Friday, December 10, 2010
The tour kicked off in Chinatown at the Hayden Building (1875). There, tour participants heard about plans to redevelop the building and were able to explore the upper stories of the Boston Landmark, which is H.H. Richardson’s only remaining commercial building in the city.
Next, the group traveled to Dudley Square, where they visited the project site of HBI’s future headquarters, the Eustis Street Fire House (1859) and the adjacent Eliot Burying Ground (1630s). While taking a look at the rear of the Fire House from the burying ground, the group heard about the efforts to conduct a comprehensive archaeological survey of the historically sensitive site. With the gate open to the Burying Ground, some curious kids from the neighborhood also came in to investigate the ancient gravestones. Upon their move to the Fire House this spring, Historic Boston hopes to become a helpful steward of the burying ground, and allow for it to be open more frequently.

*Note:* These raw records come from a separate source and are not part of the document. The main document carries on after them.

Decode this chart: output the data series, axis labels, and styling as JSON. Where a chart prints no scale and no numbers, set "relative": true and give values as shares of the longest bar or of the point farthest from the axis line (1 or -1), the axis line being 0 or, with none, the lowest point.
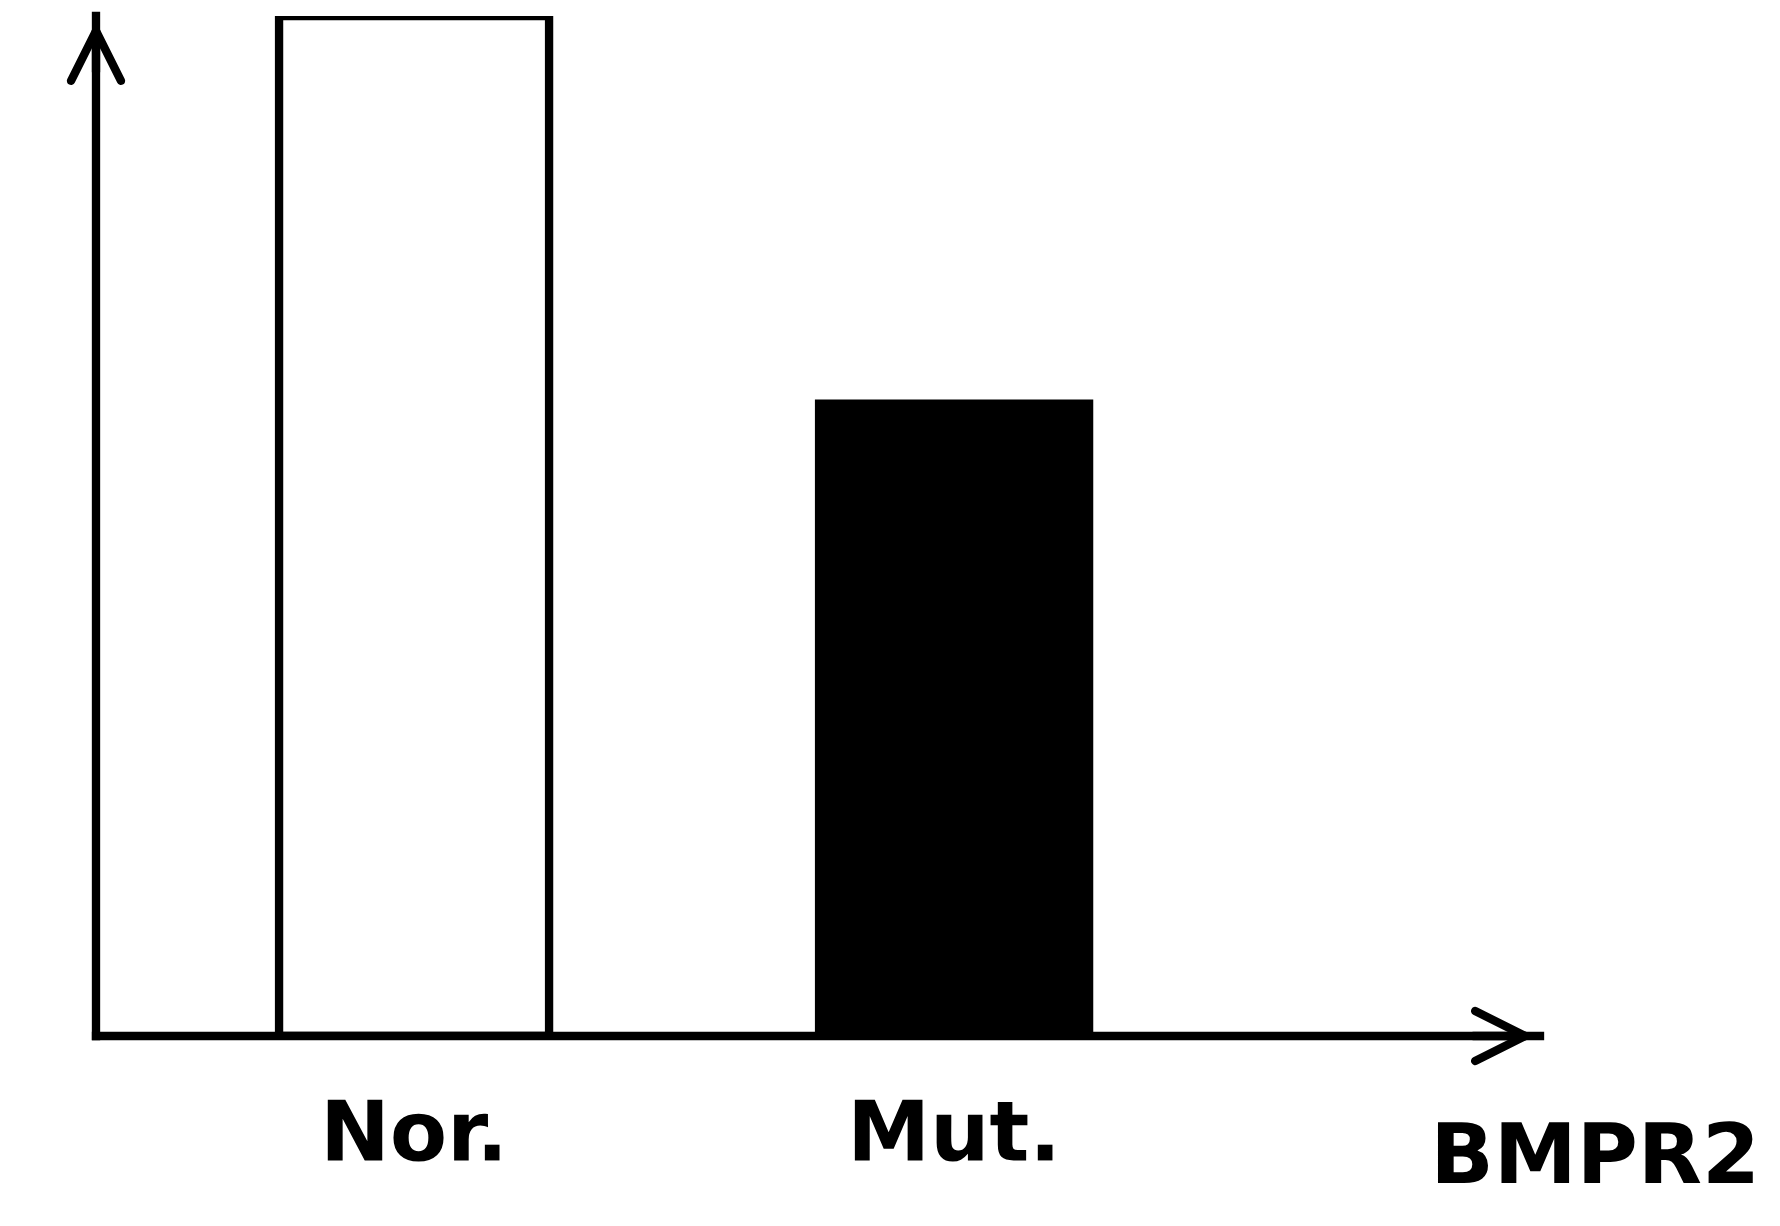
{
  "chart_data": {
    "type": "bar",
    "xlabel": "BMPR2",
    "categories": [
      "Nor.",
      "Mut."
    ],
    "values": [
      1,
      0.62
    ],
    "colors": [
      "#ffffff",
      "#000000"
    ],
    "relative": true,
    "grid": false,
    "legend": false
  }
}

After the Eustis Street Fire House, the group rode up the hill to visit the Alvah Kittredge House in Highland Park, where the group fell silent upon seeing its current condition. The group was able to look across the square towards the Alvah Kittredge Park Rowhouses, an HBI supported project in the early 2000s. The bus also took us by the Spooner Lambert House (1782), an HBI project that restored the house to its original grandeur, and provided much-needed home ownership opportunities in the neighborhood.
Next, the group traveled through Upham’s Corner, where we learned about the Commercial Casebook project, and onto the Anna Clapp Harris Smith House on Pleasant Street. There, the group learned about the Handmade Houses program, and HBI’s partnership with North Bennet Street School. The participants were able to tour the 1804 Federal period house and heard directly from the preservation carpentry students about the work that has been done so far.
To round out the project tour, the group visited Fields Corner, where they learned about the Historic Neighborhood Centers program, and about HBI’s current project at the Golden Building. There, the group also took advantage of Fields Corner’s fantastic Vietnamese food and gathered at the newly relocated Pho Hoa restaurant to further discuss HBI’s growing pipeline of projects.
We thank our colleagues, partners and friends for taking time out of their busy schedules to travel through Boston’s neighborhoods to tour our current projects. We couldn’t do it without you!